Keinerlei Geräusch auf dem Platz vor der Kirche, trotzdem eine Menge Menschen da waren. Auf der einen Seite standen die Männer, auf der andern die Frauen. Die jungen Mädchen standen bei den Frauen, die Burschen bei den Männern. Kein Getändel, kein Geliebäugel zwischen Burschen und Mädchen; alle, die vor der Kirche standen, alt und jung, waren ganz still und unterhielten sich nur im Flüsterton, während sie auf den Propst warteten.
Der dämpfende und beruhigende Geist des Pastorats hatte sich noch bis über die Landstraße hinaus erstreckt, weit über die Anhöhe, auf der die Kirche lag und wo das rote Glockenhaus einsam seine Glocken ins schweigende Land hinausrufen ließ.
Es gab viele „Erweckte“ in der Gemeinde Sollösa. Stille, schweigsame Menschen, die den Frieden liebten und die Welt fürchteten, Menschen nach dem Herzen des Propstes, die seine Gattertore nicht zuschlugen und auf dem Kirchplatz nicht lärmten. Menschen, die nach Sollösa paßten. Heute füllten sie den Platz vor der Kirche und den ganzen Kirchhof. Um sie her spielte die laue Frühlingsluft, hoch über ihnen trillerten die Lerchen im klaren Sonnenlicht. Die Birken auf dem Kirchhof trugen schwellende, drängende Knospen, und in den Beeten des Pastoratsgartens standen Aurikeln und Perlhyazinthen schon fast in Blüte.

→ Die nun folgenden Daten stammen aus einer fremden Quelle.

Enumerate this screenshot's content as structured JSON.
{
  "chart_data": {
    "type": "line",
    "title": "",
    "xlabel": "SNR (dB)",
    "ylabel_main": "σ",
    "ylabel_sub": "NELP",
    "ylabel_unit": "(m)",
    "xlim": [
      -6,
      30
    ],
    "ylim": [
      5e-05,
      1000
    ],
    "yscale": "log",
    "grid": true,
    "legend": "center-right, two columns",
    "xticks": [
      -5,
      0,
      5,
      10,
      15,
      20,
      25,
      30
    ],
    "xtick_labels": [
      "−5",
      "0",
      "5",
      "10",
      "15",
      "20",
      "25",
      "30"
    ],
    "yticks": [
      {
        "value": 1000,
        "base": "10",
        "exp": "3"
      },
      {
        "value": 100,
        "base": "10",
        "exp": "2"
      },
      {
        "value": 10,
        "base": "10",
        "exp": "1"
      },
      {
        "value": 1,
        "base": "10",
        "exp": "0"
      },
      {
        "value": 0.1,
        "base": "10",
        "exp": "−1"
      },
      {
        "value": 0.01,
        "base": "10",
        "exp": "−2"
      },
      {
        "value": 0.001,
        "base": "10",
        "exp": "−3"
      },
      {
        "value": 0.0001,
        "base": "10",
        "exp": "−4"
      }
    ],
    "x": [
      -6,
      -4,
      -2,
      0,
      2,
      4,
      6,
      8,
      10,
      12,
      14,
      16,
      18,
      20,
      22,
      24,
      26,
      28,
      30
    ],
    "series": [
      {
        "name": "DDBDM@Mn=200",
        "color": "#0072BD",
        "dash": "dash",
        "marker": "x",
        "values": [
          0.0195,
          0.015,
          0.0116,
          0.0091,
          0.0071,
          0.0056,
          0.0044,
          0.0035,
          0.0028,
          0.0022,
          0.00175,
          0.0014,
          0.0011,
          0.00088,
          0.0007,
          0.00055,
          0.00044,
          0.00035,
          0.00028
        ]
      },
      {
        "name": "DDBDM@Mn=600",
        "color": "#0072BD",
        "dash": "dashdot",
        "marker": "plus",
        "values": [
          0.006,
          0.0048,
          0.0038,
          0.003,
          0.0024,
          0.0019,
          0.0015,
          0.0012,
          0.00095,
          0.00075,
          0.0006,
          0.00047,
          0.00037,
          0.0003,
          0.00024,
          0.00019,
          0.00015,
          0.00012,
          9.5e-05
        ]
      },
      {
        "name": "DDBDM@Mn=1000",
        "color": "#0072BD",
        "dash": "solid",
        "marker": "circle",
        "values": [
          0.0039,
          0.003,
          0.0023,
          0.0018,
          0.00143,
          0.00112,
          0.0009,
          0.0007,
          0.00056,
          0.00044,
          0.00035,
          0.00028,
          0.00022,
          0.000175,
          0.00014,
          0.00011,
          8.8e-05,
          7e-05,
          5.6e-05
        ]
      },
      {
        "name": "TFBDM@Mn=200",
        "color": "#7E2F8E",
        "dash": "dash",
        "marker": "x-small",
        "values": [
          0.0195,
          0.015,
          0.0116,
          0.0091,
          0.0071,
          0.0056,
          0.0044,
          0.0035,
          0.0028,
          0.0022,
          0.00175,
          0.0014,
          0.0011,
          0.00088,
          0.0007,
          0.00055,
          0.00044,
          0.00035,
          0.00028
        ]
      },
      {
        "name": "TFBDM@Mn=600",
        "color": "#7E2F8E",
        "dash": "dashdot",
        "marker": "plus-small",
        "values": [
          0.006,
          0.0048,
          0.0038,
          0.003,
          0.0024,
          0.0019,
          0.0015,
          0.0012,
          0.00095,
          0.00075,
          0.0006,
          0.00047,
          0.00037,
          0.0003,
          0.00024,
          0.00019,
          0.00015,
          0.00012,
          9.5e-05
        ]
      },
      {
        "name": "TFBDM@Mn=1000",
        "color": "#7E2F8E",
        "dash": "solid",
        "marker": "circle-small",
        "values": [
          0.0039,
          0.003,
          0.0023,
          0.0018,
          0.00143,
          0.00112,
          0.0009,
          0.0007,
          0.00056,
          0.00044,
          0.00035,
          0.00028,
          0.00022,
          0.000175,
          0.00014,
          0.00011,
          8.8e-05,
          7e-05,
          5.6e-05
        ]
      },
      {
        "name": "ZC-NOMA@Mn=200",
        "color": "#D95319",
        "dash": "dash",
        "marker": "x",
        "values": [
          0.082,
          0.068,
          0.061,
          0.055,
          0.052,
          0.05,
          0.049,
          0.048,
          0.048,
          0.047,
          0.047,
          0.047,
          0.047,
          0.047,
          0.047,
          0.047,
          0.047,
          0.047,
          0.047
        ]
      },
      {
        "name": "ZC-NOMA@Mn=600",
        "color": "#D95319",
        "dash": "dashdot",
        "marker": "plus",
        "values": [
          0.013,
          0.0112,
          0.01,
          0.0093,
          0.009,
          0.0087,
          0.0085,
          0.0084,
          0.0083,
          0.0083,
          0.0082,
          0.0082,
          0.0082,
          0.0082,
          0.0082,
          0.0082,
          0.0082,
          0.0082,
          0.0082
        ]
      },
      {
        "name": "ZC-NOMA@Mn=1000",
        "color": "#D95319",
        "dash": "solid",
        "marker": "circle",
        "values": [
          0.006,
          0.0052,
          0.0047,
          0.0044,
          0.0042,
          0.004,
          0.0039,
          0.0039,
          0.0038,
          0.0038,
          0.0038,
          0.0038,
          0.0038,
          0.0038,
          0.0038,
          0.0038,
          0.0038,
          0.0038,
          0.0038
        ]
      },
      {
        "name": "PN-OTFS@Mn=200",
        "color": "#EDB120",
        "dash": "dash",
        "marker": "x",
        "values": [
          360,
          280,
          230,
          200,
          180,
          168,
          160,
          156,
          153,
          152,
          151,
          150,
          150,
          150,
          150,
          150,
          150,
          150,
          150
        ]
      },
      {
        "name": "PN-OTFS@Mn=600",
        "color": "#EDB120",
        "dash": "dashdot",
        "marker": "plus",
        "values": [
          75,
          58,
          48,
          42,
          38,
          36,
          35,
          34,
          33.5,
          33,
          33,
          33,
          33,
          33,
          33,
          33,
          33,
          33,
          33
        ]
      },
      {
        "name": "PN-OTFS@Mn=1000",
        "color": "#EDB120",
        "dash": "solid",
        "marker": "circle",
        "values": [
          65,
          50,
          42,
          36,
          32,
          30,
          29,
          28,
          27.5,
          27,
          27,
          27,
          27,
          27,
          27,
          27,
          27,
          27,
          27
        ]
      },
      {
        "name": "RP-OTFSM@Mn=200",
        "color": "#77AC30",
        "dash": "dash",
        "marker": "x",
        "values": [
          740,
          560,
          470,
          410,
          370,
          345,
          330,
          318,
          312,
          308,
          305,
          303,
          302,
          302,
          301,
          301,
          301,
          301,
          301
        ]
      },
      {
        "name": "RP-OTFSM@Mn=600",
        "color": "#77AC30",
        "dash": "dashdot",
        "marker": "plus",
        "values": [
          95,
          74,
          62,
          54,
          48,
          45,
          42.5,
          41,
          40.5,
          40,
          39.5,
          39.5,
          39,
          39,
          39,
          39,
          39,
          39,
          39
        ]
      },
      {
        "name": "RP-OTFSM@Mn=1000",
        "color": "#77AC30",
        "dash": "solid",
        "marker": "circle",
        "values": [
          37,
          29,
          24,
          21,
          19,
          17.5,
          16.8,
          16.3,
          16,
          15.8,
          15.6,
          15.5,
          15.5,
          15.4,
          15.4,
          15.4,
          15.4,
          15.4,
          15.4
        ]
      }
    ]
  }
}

Der Propst, die Propstin und ihre Gäste kamen durch den Kirchhof herauf. Sie gingen durch das offene Gittertor die verwitterten Steinstufen hinan; und vor ihnen her ging ein Flüstern, das plötzlich jedes Gespräch verstummen machte. Ein breiter Weg bildete sich ganz von selbst vor ihnen bis zur Kirche, und ruhig wanderten die Herrschaften der Kirche zu. Die Frauen und Mädchen knixten, die Männer nahmen die Hüte ab. Aber nicht ein Wort ward gesprochen, nur freundliches Nicken und Lächeln flog hin und wieder. Als die Herrschaften durch die niedere Kirchentür verschwunden waren, setzte sich die ganze Menschenmenge in Bewegung. Ohne Lärm, ohne Gedränge füllte sie die Kirchenstühle, die Männer auf der einen Seite, die Frauen auf der andern, und still und lautlos schloß sich hinter ihnen die breite Tür, während von der geschnitzten Empore über dem Eingang die Orgel ertönte. Als der Choral gesungen war, stand der Propst vor dem Altar und betete mit zitternder, hustender Stimme:
„Heilig! heilig! heilig!“
Und die Gemeinde von Sollösa beugte das Haupt und lauschte andachtsvoll. Denn sie glaubte an ihren Propst und war stolz auf ihn.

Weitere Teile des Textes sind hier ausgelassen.